Pero ¿están estas dudas sobre la moralidad afectando al 100% a la posición de las marcas? ¿Están realmente dejando este terreno y abandonando el mercado? La respuesta a esta pregunta podría considerarse una paradoja, aunque tiene ya sus antecedentes. En medio de todo el escándalo, los consumidores habían empezado a abandonar Facebook y su app móvil, por ejemplo, pero no hacían lo propio con Instagram. Tesla, que abandonó con gran ruido mediático Facebook, también sigue estando presente en Instagram y sigue contando con un perfil en la red social, que es, no olvidemos, propiedad de Facebook.

Los anuncios siguen viento en popa

Lo mismo ocurre con la publicidad. Como apuntan en Digiday, poco importan los escándalos. Facebook ha tenido una semana horrible con su mala prensa, pero los anunciantes no han abandonado el barco. Los compradores de medios reconocen al medio británico que para ellos la semana fue como una cualquiera. Como explica un ejecutivo, la reacción es siempre la de "espera y verás" y aunque algunos de sus clientes se posicionan claramente lo más habitual es que no pase nada de nada.
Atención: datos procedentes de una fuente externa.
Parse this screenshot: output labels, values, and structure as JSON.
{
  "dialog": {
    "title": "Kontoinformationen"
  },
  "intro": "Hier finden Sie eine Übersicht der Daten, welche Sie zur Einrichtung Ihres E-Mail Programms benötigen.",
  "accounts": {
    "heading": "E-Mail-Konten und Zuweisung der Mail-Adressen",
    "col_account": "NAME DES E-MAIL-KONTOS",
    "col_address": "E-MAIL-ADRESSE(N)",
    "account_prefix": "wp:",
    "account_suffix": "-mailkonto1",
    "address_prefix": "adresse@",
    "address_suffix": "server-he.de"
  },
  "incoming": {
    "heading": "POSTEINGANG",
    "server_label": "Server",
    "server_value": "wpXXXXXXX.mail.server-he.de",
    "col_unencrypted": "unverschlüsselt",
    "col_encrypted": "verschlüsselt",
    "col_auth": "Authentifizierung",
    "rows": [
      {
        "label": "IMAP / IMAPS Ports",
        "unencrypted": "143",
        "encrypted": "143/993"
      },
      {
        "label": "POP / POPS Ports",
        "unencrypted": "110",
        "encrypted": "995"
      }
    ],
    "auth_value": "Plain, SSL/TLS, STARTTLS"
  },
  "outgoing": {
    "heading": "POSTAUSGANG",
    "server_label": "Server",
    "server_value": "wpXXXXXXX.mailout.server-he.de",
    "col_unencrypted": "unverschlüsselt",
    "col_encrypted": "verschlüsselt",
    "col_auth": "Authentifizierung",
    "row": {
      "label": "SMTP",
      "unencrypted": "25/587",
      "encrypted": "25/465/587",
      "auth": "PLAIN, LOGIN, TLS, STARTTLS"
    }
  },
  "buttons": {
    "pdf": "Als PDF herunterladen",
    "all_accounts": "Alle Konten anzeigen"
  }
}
El espectáculo debe continuar, se dice en el mundo del showbusiness. Lo mismo se podría aplicar a la publicidad en Facebook. Caiga lo que caiga, los anunciantes siguen comprando espacio publicitario y manteniendo sus previsiones.

La visión es bastante generalizada. Digiday ha hecho una encuesta entre compradores de publicidad de agencias y marcas y los resultados muestran que pocos van a aplicar la tijera por culpa de los escándalos de Facebook. Solo un 18,7% asegura que planea recortar el gasto publicitario en la red social a la luz de las noticias. Un 19,2% no está seguro. Frente a estas dos cifras está la cantidad más amplia: un 62,1% tiene claro que los escándalos no tendrán un "impacto material" en su gasto publicitario.

La publicidad no tiene moral

La clave está en la efectividad de la publicidad. Todas las dudas y todas las críticas en términos de moral y ética se quedan en papel mojado si los anuncios siguen dando resultados. Se podría decir que, para los anunciantes y para quienes toman las decisiones sobre dónde comprar, lo único que hará que abandonen el barco será que los anuncios tengan un impacto negativo y que ya no funcionen.